DARPA’s need for a tiny air vehicle that can hover, but also has a relatively high forward speed, is a challenge, says Jones. “To get very small you can go to a coaxial-rotor helicopter, but they are incredibly stable, which is a problem for speed – the most you can do is a biased hover,” he says. Jones says the NAV requirement also poses control and structure challenges.
Pines says DARPA wants to use technologies that are already available, such as conformal lithium polymer batteries. “Commercial off-the-shelf batteries are almost sufficient to meet the power density requirement,” he says. Advances in mobile phone batteries, such as lithium ion and lithium polymer, have improved the energy densities available. All the teams in the Garmisch-Partenkirchen MAV contest used these types of batteries to give endurance capabilities of 30min or more.
Fuel cells, often touted as a means to power cars, have already been demonstrated in a MAV. The first fuel-cell-powered vehicle was AeroVironment’s 170g, 380mm-wingspan Hornet, a remote-controlled flying-wing MAV. The fuel cell formed part of the wing and used pellets that were exposed to water to release hydrogen that reacted with air to generate 10W of power during a mission.
A more exotic power source is GTRI’s reciprocating chemical muscle. The RCM is a regenerative device that mixes hydrogen peroxide with water to create steam to produce motion and generate electricity with no combustion and no ignition. With DARPA and NASA funding, GTRI demonstrated a non-flying prototype that the RCM is capable of driving flapping wings, generating electricity and producing gas for roll control via differential lift enhancement on the wings.

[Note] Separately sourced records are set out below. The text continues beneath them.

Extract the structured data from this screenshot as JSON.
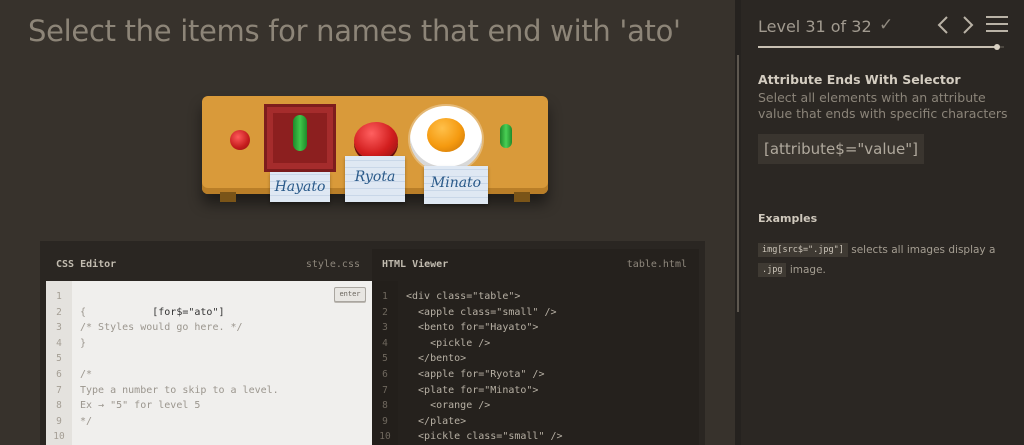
{
  "instruction": "Select the items for names that end with 'ato'",
  "table": {
    "name_tags": [
      "Hayato",
      "Ryota",
      "Minato"
    ]
  },
  "css_editor": {
    "title": "CSS Editor",
    "filename": "style.css",
    "enter_label": "enter",
    "input_value": "[for$=\"ato\"]",
    "line_numbers": [
      "1",
      "2",
      "3",
      "4",
      "5",
      "6",
      "7",
      "8",
      "9",
      "10"
    ],
    "lines": [
      "{",
      "/* Styles would go here. */",
      "}",
      "",
      "/*",
      "Type a number to skip to a level.",
      "Ex → \"5\" for level 5",
      "*/",
      ""
    ]
  },
  "html_viewer": {
    "title": "HTML Viewer",
    "filename": "table.html",
    "line_numbers": [
      "1",
      "2",
      "3",
      "4",
      "5",
      "6",
      "7",
      "8",
      "9",
      "10"
    ],
    "lines": [
      "<div class=\"table\">",
      "  <apple class=\"small\" />",
      "  <bento for=\"Hayato\">",
      "    <pickle />",
      "  </bento>",
      "  <apple for=\"Ryota\" />",
      "  <plate for=\"Minato\">",
      "    <orange />",
      "  </plate>",
      "  <pickle class=\"small\" />"
    ]
  },
  "sidebar": {
    "level_label": "Level 31 of 32",
    "progress_fraction": 0.97,
    "icons": {
      "check": "check-icon",
      "prev": "chevron-left-icon",
      "next": "chevron-right-icon",
      "menu": "hamburger-menu-icon"
    },
    "selector_name": "Attribute Ends With Selector",
    "selector_description": "Select all elements with an attribute value that ends with specific characters",
    "syntax": "[attribute$=\"value\"]",
    "examples_title": "Examples",
    "example": {
      "code": "img[src$=\".jpg\"]",
      "text": "selects all images display a",
      "code2": ".jpg",
      "text2": "image."
    }
  }
}
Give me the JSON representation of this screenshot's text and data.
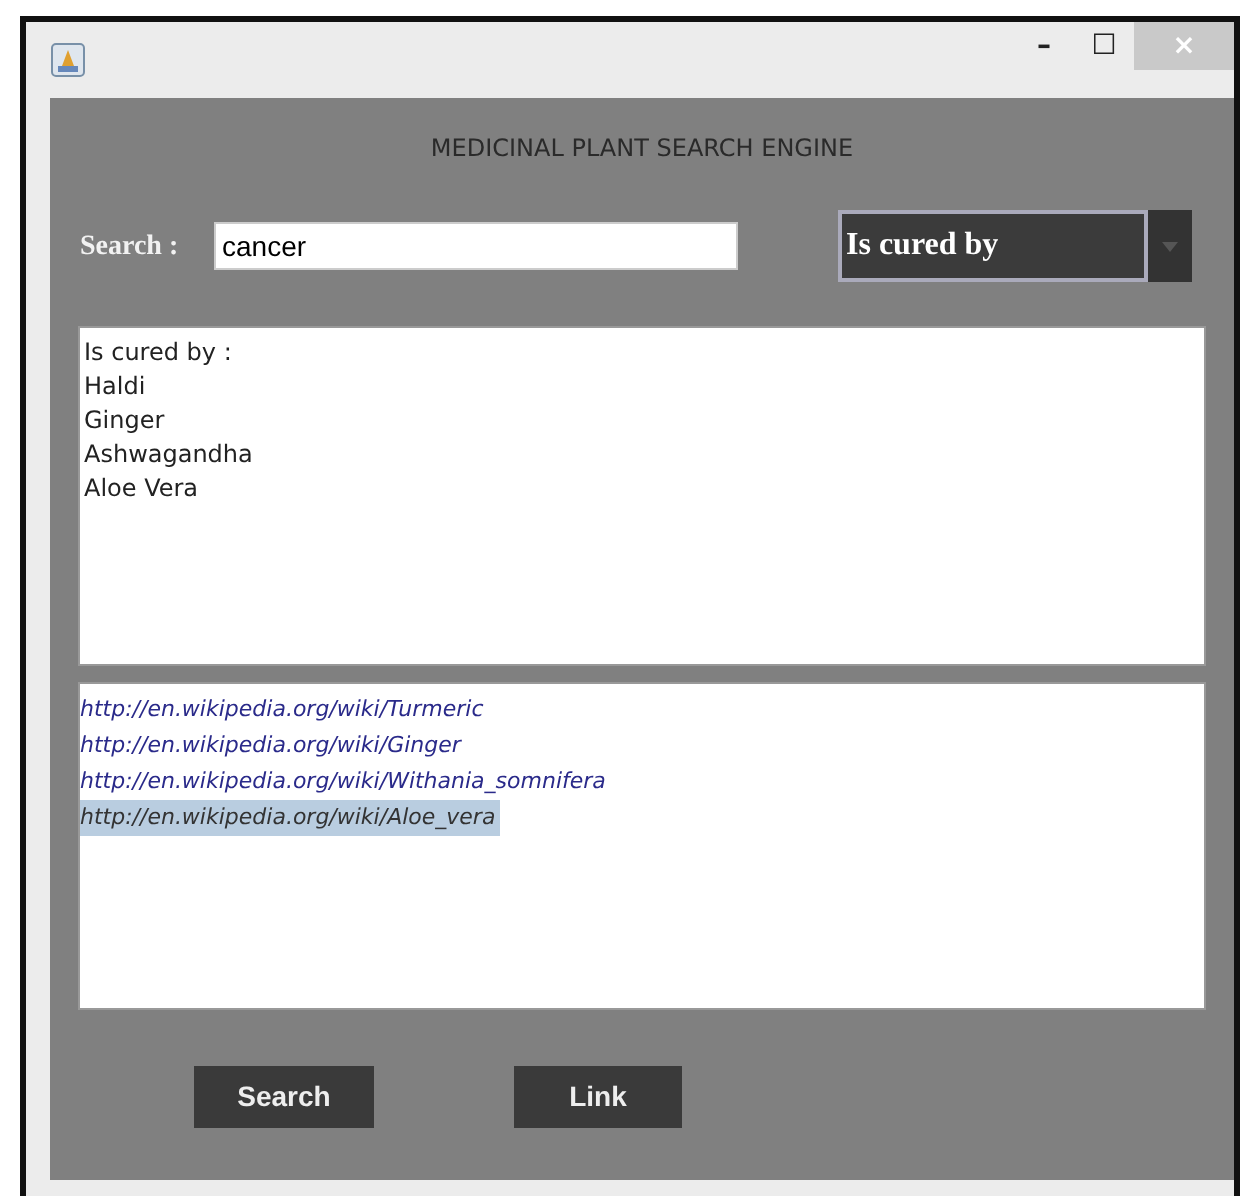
{
  "window": {
    "controls": [
      "–",
      "☐",
      "×"
    ]
  },
  "heading": "MEDICINAL PLANT SEARCH ENGINE",
  "search": {
    "label": "Search :",
    "value": "cancer"
  },
  "relation": {
    "value": "Is cured by"
  },
  "results": {
    "header": "Is cured by :",
    "items": [
      "Haldi",
      "Ginger",
      "Ashwagandha",
      "Aloe Vera"
    ]
  },
  "links": [
    {
      "url": "http://en.wikipedia.org/wiki/Turmeric",
      "selected": false
    },
    {
      "url": "http://en.wikipedia.org/wiki/Ginger",
      "selected": false
    },
    {
      "url": "http://en.wikipedia.org/wiki/Withania_somnifera",
      "selected": false
    },
    {
      "url": "http://en.wikipedia.org/wiki/Aloe_vera",
      "selected": true
    }
  ],
  "buttons": [
    "Search",
    "Link"
  ]
}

DARPA’s emphasis is on producing an integrated system rather than demonstrating technology. The need to minimise weight, for example, favours use of the vehicle’s video sensor for vision-based guidance as well as situational awareness. This uses a technique called optic flow, which measures the speed of objects passing through the field of view – objects that pass quickly are deemed close and slow objects far away. It is a technique insects use – not surprising given the biological inspiration at work at this end of the UAV scale.